Dr. Elizabeth Robinson always told her four sons to wear their coats even when they didn’t want to, to clear their plates when they insisted they weren’t hungry, to wear something to school that wasn’t pajamas.
But Robinson, whose kids are now ages 16 to 22, has changed her parenting philosophies over the years.
Now, the pediatrician tells the parents of her patients not to force a kid to eat when they’re not hungry. Let ’em wear those worn PJs to school, as hard as it may be. It’s about teaching kids to listen to their own bodies — bodies they should learn they have control over from a young age.
“We can only be their bosses for so long,” said Robinson of Center City Pediatrics in Bala Cynwyd.
Robinson says these lessons can make conversations about sex and consent easier down the line.
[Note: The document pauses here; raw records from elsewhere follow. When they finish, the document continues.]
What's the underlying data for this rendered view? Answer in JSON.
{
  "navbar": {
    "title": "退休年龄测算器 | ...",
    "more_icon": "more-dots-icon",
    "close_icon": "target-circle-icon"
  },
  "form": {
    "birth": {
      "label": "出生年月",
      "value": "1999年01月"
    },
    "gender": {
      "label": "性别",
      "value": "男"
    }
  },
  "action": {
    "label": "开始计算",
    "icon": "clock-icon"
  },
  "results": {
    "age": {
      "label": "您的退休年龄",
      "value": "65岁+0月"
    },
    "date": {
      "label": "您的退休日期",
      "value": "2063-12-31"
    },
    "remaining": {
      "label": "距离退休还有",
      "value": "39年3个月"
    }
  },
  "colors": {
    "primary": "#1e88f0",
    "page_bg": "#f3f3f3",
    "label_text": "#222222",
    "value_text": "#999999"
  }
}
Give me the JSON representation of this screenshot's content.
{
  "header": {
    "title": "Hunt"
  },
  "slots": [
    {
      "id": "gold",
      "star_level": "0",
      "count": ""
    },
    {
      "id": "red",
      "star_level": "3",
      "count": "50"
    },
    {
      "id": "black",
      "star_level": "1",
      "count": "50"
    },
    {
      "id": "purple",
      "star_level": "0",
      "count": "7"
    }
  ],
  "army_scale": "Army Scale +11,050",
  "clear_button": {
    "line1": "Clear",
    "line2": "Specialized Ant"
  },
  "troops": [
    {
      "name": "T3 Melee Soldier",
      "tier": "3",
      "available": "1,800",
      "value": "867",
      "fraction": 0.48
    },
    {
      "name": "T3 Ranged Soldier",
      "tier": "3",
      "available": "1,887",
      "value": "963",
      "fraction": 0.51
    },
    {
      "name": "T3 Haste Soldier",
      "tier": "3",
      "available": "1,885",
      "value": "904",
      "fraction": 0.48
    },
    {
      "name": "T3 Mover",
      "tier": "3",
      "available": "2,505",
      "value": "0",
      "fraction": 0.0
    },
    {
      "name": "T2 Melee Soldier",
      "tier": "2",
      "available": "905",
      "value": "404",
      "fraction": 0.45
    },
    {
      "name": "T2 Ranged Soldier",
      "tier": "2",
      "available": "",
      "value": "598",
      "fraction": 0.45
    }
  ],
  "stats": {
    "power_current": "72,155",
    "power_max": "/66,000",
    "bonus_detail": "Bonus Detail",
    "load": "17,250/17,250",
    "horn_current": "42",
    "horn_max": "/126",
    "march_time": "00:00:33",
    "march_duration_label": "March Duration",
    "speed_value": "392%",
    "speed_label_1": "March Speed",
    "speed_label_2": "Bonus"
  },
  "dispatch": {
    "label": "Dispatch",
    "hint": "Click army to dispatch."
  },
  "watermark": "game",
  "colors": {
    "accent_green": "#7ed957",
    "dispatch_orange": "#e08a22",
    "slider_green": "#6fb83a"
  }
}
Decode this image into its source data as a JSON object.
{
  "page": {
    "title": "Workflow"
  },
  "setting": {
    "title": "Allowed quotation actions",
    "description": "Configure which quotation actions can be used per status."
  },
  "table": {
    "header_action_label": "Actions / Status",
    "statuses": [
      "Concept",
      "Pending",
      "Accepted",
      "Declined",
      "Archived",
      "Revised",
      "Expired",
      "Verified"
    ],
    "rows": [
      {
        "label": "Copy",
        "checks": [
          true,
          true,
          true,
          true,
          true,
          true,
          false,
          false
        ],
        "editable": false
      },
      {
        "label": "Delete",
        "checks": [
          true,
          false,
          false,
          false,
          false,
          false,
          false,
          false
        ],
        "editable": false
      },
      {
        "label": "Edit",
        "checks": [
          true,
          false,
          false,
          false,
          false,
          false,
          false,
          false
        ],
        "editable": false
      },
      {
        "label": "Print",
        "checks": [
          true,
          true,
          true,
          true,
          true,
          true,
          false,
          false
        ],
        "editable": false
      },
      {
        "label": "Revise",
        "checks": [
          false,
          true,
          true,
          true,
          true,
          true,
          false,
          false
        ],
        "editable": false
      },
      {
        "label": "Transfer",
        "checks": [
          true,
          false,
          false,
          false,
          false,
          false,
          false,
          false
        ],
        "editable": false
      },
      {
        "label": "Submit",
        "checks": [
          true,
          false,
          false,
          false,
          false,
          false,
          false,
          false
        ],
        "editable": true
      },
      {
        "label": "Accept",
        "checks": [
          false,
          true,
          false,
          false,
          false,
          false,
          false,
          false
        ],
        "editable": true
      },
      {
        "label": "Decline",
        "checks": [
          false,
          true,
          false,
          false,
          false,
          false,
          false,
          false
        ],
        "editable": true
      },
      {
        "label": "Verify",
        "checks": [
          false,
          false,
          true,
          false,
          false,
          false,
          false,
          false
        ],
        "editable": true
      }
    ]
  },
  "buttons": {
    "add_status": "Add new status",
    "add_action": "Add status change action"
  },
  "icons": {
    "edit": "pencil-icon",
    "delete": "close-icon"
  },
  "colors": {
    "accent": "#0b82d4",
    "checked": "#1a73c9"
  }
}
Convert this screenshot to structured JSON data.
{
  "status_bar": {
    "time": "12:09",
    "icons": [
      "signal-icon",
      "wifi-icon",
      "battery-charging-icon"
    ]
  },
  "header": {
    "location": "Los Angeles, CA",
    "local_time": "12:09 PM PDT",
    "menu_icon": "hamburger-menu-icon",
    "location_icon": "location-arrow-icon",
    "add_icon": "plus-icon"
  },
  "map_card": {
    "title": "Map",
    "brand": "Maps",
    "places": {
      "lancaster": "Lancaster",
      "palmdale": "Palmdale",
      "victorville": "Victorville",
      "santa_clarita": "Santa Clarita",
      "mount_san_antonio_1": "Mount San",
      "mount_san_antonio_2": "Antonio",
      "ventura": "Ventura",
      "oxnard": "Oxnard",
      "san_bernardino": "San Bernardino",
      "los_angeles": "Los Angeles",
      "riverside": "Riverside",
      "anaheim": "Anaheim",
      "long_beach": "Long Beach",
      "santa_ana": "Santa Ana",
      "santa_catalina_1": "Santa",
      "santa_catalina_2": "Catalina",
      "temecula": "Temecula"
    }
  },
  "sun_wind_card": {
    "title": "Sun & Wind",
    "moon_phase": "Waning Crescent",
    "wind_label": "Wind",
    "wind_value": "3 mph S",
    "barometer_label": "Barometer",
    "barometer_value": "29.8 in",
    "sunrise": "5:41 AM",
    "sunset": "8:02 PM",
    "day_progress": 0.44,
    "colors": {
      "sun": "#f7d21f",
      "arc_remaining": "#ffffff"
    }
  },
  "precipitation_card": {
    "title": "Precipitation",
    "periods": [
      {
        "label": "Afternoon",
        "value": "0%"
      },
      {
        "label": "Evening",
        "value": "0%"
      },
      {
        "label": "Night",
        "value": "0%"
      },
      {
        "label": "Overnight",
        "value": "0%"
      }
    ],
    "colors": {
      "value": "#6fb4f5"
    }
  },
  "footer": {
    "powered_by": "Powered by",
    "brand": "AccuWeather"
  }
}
And as the #MeToo movement has brought forth a flood of conversations about sexual harassment and misconduct, experts have suggested the best way to reduce sexual harassment in future generations is to start better educating boys now.
Kathryn Stamoulis, an expert in adolescent sexuality, said while parents should have conversations with both boys and girls about consent, harassment, and rape, “we are doing our kids a disservice if we pretend this issue isn’t gendered.” According to the National Sexual Violence Resource Center, 91 percent of victims of rape and sexual assault are female.
Stamoulis said parents should address consent with boys to tamp down on “male entitlement.”